Proforma vs. quote vs. invoice
All three describe a price before or after work happens, but they carry different weight. A quote is an offer the client can accept or reject. A proforma invoice goes a step further: it is used once a deal is essentially agreed, often to confirm exact figures for customs, an import declaration, or an internal purchase approval before the goods ship or the work starts. A final invoice, sent after delivery, is the one that actually requests payment.
When people send one
Proforma invoices are common in international trade, where customs or a bank needs a document showing the declared value of goods before they cross a border. They also show up when a buyer's finance department needs a firm number to raise a purchase order internally before your work can be scheduled.
How to create one here
InvoiceSnap does not have a separate proforma mode, so use whichever of the two builders reads closest to your situation, and make it clear the document is not a demand for payment:
- Open the quote generator if you are still finalising terms; it already reads as pre-work wording.

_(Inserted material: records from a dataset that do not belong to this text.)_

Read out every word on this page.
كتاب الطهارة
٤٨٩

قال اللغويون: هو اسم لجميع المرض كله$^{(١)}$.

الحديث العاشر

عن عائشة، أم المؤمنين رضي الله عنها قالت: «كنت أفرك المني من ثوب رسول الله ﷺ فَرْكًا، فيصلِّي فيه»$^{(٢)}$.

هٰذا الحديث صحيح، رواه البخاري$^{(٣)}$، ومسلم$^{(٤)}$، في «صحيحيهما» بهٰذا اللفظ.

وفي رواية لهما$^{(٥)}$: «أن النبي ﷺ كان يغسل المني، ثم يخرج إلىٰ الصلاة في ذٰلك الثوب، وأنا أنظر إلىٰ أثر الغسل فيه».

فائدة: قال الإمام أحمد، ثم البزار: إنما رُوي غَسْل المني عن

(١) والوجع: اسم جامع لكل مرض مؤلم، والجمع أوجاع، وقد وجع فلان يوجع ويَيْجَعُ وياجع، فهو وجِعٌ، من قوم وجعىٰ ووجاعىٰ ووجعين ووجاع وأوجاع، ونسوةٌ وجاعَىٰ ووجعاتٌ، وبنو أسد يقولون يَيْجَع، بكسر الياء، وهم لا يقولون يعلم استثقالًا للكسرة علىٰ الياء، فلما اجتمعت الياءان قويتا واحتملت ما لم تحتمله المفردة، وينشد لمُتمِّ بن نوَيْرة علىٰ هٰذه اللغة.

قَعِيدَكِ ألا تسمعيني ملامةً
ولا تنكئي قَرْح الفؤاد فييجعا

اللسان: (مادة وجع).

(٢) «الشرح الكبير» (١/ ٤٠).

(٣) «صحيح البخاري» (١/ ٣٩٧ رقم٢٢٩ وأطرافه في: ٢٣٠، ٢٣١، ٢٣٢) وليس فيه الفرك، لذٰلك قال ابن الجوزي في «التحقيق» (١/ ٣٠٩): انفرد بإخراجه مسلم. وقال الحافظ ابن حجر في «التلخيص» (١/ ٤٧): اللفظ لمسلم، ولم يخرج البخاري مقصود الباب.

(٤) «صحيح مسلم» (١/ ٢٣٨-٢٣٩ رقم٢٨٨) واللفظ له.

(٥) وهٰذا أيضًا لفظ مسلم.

- Open the invoice generator if the deal is confirmed and you need the invoice layout; prefix the number field with PROFORMA- (for example PROFORMA-2026-001) so it is unmistakably not the final invoice.
- Either way, add a line in the notes stating this is a proforma invoice and not a request for payment.
When the order is confirmed, build the real invoice with the same line items and a clean number, following the invoice number format guide.